OPINION: Torture, secrecy, and the Bush administration

Editor’s Comment — If the immortal line from the Clinton presidency was, “I did not have sexual relations with that woman,” George Bush may be most remembered for his emphatic lie, “This government does not torture people.” But rather than this result in the Congressional pageantry of impeachment proceedings, it seems to me far preferable that Bush, Cheney, and the other principals in the creation of the torture presidency, face judgment in a court of law — one which provides them with the legal rights they have deprived from others, and one which if they are convicted shows no leniency and forces accountability on those who have always operated as though they have absolute impunity.

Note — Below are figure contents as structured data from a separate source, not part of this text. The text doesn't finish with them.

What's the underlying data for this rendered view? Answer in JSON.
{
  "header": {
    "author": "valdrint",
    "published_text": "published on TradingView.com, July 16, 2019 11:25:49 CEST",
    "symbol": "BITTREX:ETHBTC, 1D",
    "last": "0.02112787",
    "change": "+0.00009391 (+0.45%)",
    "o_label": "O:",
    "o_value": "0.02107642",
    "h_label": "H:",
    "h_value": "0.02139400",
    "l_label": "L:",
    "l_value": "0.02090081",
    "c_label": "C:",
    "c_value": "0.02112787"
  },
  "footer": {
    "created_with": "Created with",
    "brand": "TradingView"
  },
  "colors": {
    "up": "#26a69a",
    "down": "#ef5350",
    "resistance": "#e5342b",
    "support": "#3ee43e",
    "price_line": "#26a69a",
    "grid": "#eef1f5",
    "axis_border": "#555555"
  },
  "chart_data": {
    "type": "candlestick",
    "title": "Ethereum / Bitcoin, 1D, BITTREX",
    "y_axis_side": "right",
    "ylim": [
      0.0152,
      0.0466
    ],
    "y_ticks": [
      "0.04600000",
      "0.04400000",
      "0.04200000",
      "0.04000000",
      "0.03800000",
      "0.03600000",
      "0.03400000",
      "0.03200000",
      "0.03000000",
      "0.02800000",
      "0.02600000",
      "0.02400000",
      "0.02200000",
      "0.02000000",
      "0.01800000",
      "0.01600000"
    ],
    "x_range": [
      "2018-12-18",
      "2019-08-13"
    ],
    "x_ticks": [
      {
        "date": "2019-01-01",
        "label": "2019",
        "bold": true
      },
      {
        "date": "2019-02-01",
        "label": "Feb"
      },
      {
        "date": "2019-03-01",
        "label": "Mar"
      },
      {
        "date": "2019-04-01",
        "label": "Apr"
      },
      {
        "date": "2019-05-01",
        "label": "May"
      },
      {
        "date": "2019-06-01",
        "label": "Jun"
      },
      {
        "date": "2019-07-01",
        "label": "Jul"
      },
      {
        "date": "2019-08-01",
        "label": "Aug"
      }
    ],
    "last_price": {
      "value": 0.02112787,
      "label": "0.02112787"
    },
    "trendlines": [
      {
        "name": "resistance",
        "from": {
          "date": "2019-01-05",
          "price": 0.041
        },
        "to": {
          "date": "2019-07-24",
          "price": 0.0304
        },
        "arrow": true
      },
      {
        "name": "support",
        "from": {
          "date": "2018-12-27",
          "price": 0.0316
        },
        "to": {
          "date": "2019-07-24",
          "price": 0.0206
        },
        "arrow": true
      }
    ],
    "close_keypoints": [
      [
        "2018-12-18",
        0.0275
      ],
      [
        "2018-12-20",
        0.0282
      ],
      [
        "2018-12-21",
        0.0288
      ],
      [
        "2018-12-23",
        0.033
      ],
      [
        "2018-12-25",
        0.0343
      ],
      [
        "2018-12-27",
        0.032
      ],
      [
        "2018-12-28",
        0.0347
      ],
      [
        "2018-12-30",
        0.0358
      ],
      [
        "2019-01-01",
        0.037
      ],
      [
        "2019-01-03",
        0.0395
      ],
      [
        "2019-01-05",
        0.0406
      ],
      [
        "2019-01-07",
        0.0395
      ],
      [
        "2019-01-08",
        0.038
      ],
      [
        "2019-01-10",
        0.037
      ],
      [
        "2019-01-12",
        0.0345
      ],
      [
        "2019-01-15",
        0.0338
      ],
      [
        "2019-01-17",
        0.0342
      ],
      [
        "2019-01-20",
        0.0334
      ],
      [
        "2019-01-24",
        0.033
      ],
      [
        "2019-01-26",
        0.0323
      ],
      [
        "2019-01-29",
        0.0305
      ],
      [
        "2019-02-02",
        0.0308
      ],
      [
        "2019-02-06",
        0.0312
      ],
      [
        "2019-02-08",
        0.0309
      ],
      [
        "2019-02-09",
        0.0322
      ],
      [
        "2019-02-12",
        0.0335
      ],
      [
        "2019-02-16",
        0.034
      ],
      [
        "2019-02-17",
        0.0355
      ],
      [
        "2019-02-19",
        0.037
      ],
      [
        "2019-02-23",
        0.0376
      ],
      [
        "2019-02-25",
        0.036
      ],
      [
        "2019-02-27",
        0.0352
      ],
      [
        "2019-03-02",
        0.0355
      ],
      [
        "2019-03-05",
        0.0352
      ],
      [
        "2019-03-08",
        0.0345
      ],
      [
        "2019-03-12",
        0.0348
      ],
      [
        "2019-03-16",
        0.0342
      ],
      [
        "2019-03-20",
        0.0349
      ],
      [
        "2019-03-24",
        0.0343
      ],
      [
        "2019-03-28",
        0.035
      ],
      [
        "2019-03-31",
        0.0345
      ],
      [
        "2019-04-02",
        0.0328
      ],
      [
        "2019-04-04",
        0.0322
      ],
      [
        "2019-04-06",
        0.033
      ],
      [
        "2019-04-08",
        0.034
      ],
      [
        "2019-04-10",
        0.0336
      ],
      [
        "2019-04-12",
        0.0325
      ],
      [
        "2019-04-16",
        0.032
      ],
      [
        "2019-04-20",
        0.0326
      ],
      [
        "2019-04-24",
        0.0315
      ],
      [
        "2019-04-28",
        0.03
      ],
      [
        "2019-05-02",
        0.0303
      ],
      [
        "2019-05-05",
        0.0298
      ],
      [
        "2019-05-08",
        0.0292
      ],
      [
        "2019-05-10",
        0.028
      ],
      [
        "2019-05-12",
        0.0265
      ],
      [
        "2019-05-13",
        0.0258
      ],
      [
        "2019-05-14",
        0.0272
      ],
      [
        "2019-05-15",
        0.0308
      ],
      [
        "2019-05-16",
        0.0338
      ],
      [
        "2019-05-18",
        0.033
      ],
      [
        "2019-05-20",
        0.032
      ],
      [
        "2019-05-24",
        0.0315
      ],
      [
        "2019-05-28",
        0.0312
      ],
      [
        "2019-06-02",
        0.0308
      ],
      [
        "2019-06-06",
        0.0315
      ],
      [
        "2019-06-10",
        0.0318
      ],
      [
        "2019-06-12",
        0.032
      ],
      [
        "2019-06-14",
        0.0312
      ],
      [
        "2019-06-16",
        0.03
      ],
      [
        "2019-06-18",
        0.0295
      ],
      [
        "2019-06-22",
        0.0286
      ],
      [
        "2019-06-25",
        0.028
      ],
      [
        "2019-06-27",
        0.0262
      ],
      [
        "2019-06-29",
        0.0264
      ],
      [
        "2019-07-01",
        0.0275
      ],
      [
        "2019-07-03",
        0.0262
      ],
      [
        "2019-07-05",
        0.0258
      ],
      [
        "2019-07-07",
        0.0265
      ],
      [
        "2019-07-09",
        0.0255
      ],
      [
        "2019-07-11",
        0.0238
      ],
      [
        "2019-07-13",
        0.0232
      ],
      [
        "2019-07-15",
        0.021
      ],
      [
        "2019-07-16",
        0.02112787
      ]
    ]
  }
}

With that in mind, it’s now worth revisiting an excellent essay by Scott Horton, tracing the history of torture and secrecy, in which he wrote:

The practice of secret courts. The use of torture to secure confessions. The receipt of secret evidence. The exclusion of the public from proceedings. The offering of evidence in the form of summaries delivered to the judges, without the defendant being able to confront the evidence or conduct a cross-examination. These practices were the definition of tyrannical injustice to the Puritan fathers and the Founding Fathers. We thought them long-banished a hundred years and more before our own revolution. And now suddenly here they are again.

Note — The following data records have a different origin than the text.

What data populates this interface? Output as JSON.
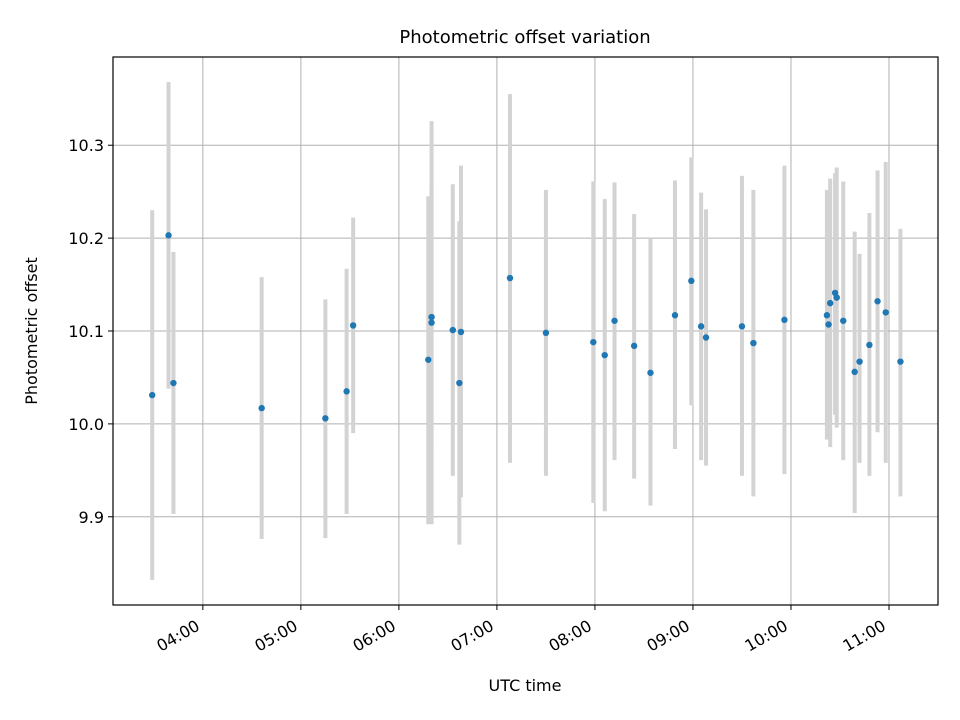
{
  "chart_data": {
    "type": "scatter",
    "title": "Photometric offset variation",
    "xlabel": "UTC time",
    "ylabel": "Photometric offset",
    "x_tick_labels": [
      "04:00",
      "05:00",
      "06:00",
      "07:00",
      "08:00",
      "09:00",
      "10:00",
      "11:00"
    ],
    "x_tick_hours": [
      4,
      5,
      6,
      7,
      8,
      9,
      10,
      11
    ],
    "y_tick_labels": [
      "9.9",
      "10.0",
      "10.1",
      "10.2",
      "10.3"
    ],
    "y_ticks": [
      9.9,
      10.0,
      10.1,
      10.2,
      10.3
    ],
    "xlim": [
      "03:05",
      "11:30"
    ],
    "ylim": [
      9.805,
      10.395
    ],
    "grid": true,
    "colors": {
      "point": "#1f77b4",
      "errorbar": "#d3d3d3",
      "grid": "#b0b0b0"
    },
    "points": [
      {
        "time": "03:29",
        "y": 10.031,
        "low": 9.832,
        "high": 10.23
      },
      {
        "time": "03:39",
        "y": 10.203,
        "low": 10.038,
        "high": 10.368
      },
      {
        "time": "03:42",
        "y": 10.044,
        "low": 9.903,
        "high": 10.185
      },
      {
        "time": "04:36",
        "y": 10.017,
        "low": 9.876,
        "high": 10.158
      },
      {
        "time": "05:15",
        "y": 10.006,
        "low": 9.877,
        "high": 10.134
      },
      {
        "time": "05:28",
        "y": 10.035,
        "low": 9.903,
        "high": 10.167
      },
      {
        "time": "05:32",
        "y": 10.106,
        "low": 9.99,
        "high": 10.222
      },
      {
        "time": "06:18",
        "y": 10.069,
        "low": 9.892,
        "high": 10.245
      },
      {
        "time": "06:20",
        "y": 10.109,
        "low": 9.892,
        "high": 10.326
      },
      {
        "time": "06:20",
        "y": 10.115,
        "low": 9.97,
        "high": 10.26
      },
      {
        "time": "06:33",
        "y": 10.101,
        "low": 9.944,
        "high": 10.258
      },
      {
        "time": "06:37",
        "y": 10.044,
        "low": 9.87,
        "high": 10.218
      },
      {
        "time": "06:38",
        "y": 10.099,
        "low": 9.921,
        "high": 10.278
      },
      {
        "time": "07:08",
        "y": 10.157,
        "low": 9.958,
        "high": 10.355
      },
      {
        "time": "07:30",
        "y": 10.098,
        "low": 9.944,
        "high": 10.252
      },
      {
        "time": "07:59",
        "y": 10.088,
        "low": 9.915,
        "high": 10.261
      },
      {
        "time": "08:06",
        "y": 10.074,
        "low": 9.906,
        "high": 10.242
      },
      {
        "time": "08:12",
        "y": 10.111,
        "low": 9.961,
        "high": 10.26
      },
      {
        "time": "08:24",
        "y": 10.084,
        "low": 9.941,
        "high": 10.226
      },
      {
        "time": "08:34",
        "y": 10.055,
        "low": 9.912,
        "high": 10.199
      },
      {
        "time": "08:49",
        "y": 10.117,
        "low": 9.973,
        "high": 10.262
      },
      {
        "time": "08:59",
        "y": 10.154,
        "low": 10.02,
        "high": 10.287
      },
      {
        "time": "09:05",
        "y": 10.105,
        "low": 9.961,
        "high": 10.249
      },
      {
        "time": "09:08",
        "y": 10.093,
        "low": 9.955,
        "high": 10.231
      },
      {
        "time": "09:30",
        "y": 10.105,
        "low": 9.944,
        "high": 10.267
      },
      {
        "time": "09:37",
        "y": 10.087,
        "low": 9.922,
        "high": 10.252
      },
      {
        "time": "09:56",
        "y": 10.112,
        "low": 9.946,
        "high": 10.278
      },
      {
        "time": "10:22",
        "y": 10.117,
        "low": 9.983,
        "high": 10.252
      },
      {
        "time": "10:23",
        "y": 10.107,
        "low": 9.997,
        "high": 10.218
      },
      {
        "time": "10:24",
        "y": 10.13,
        "low": 9.975,
        "high": 10.264
      },
      {
        "time": "10:27",
        "y": 10.141,
        "low": 10.01,
        "high": 10.27
      },
      {
        "time": "10:28",
        "y": 10.136,
        "low": 9.996,
        "high": 10.276
      },
      {
        "time": "10:32",
        "y": 10.111,
        "low": 9.961,
        "high": 10.261
      },
      {
        "time": "10:39",
        "y": 10.056,
        "low": 9.904,
        "high": 10.207
      },
      {
        "time": "10:42",
        "y": 10.067,
        "low": 9.958,
        "high": 10.183
      },
      {
        "time": "10:48",
        "y": 10.085,
        "low": 9.944,
        "high": 10.227
      },
      {
        "time": "10:53",
        "y": 10.132,
        "low": 9.991,
        "high": 10.273
      },
      {
        "time": "10:58",
        "y": 10.12,
        "low": 9.958,
        "high": 10.282
      },
      {
        "time": "11:07",
        "y": 10.067,
        "low": 9.922,
        "high": 10.21
      }
    ]
  }
}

Secrecy has reemerged just as torture has made its comeback, being justified on the public stage, by government officials for the first time since the famous gathering at the Inns of Court in 1629 at which the judges declared “upon their and their nation’s honor” that torture was not permitted by the common law.

The two fit together, hand in glove: torture and secrecy. Torture and secrecy. Where one is used, the other is indispensable.

Torture is no longer a tool of statecraft. Today it is a tool of criminals, though sometimes of criminals purporting to conduct the affairs of state. Having resorted to these “dark arts,” to quote Dick Cheney, the torturers now have the dilemma faced so frequently by criminals. They seek to cover it up. And so the path flows from torture to secrecy, the twin dark stars of the tyrannical state.